Nissan has announced a price hike for its battery-powered Leaf as the automaker prepares to start selling the all-electric vehicle across the United States.
The starting price for the five-door, five-passenger hatchback is now $35,200, up from $32,780 for the 2011 model. The increase reflects additional standard equipment that includes heating for the seats, steering wheel, exterior mirrors and the car’s lithium-ion battery pack. The later is aimed at increasing the range of the car in cold conditions which can limit the maximum charge a battery can hold. According to the EPA the Leaf has a range of 73 miles per charge.
The top of the line $37,500 Leaf SV trim level will also now come with a standard 480v fast charging feature, which was previously a $700 option. The special port allows the battery to reach 80 percent of its capacity in less than 30 mins, compared to the approximately eight hours that it takes to fill up when plugged into a 240v outlet.

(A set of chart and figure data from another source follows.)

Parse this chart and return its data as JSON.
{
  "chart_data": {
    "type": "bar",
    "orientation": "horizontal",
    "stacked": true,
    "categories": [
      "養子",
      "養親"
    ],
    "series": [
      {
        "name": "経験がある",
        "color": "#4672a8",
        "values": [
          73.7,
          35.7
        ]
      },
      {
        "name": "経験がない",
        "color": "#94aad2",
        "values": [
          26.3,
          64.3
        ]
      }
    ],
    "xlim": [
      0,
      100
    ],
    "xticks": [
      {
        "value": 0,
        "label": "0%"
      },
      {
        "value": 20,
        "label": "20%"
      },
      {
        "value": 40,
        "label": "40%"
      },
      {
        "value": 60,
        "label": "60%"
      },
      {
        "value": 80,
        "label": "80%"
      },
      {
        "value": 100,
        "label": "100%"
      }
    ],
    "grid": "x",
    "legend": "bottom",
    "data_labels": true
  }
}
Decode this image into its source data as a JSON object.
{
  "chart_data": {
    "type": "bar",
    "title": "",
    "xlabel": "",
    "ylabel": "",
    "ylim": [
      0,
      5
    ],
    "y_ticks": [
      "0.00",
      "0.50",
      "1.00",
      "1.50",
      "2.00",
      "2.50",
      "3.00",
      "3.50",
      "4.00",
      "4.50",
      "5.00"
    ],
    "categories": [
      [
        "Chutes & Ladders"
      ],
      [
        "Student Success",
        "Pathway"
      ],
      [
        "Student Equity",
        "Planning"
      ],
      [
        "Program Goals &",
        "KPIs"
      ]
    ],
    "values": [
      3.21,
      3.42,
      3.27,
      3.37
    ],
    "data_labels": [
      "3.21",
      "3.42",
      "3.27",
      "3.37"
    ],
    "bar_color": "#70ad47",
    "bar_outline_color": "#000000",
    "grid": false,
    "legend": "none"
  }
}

On July 25th, Nissan will begin taking orders for the Leaf across the southeastern United States and Illinois. It is currently on sale only in California, Hawaii, Oregon, Tennessee, Texas, and Washington. Additional markets will be added in the fall.
The pricing move comes on the heels of Chevrolet’s decision to lower the base price of the Volt plug-in hybrid for 2012, by reducing its level of standard equipment. But compared to similarly-equipped 2011 models, the price of most Volts is actually going up for 2012, as well.
Through the first six months of this year Nissan has sold 3,785 Leafs in the United States. It expects deliveries to speed up in the second half of the year as supply issues caused by the earthquake in Japan are cleared up. Production of U.S. market Leafs moves to a new factory in Tennessee in late 2012, at which point the vehicle will receive at least one more technical upgrade in the form of 6.6 kW onboard charger, up from 3.3 kW in the current Leaf, which should speed up the 240v charge time, but by exactly how much is yet to be determined.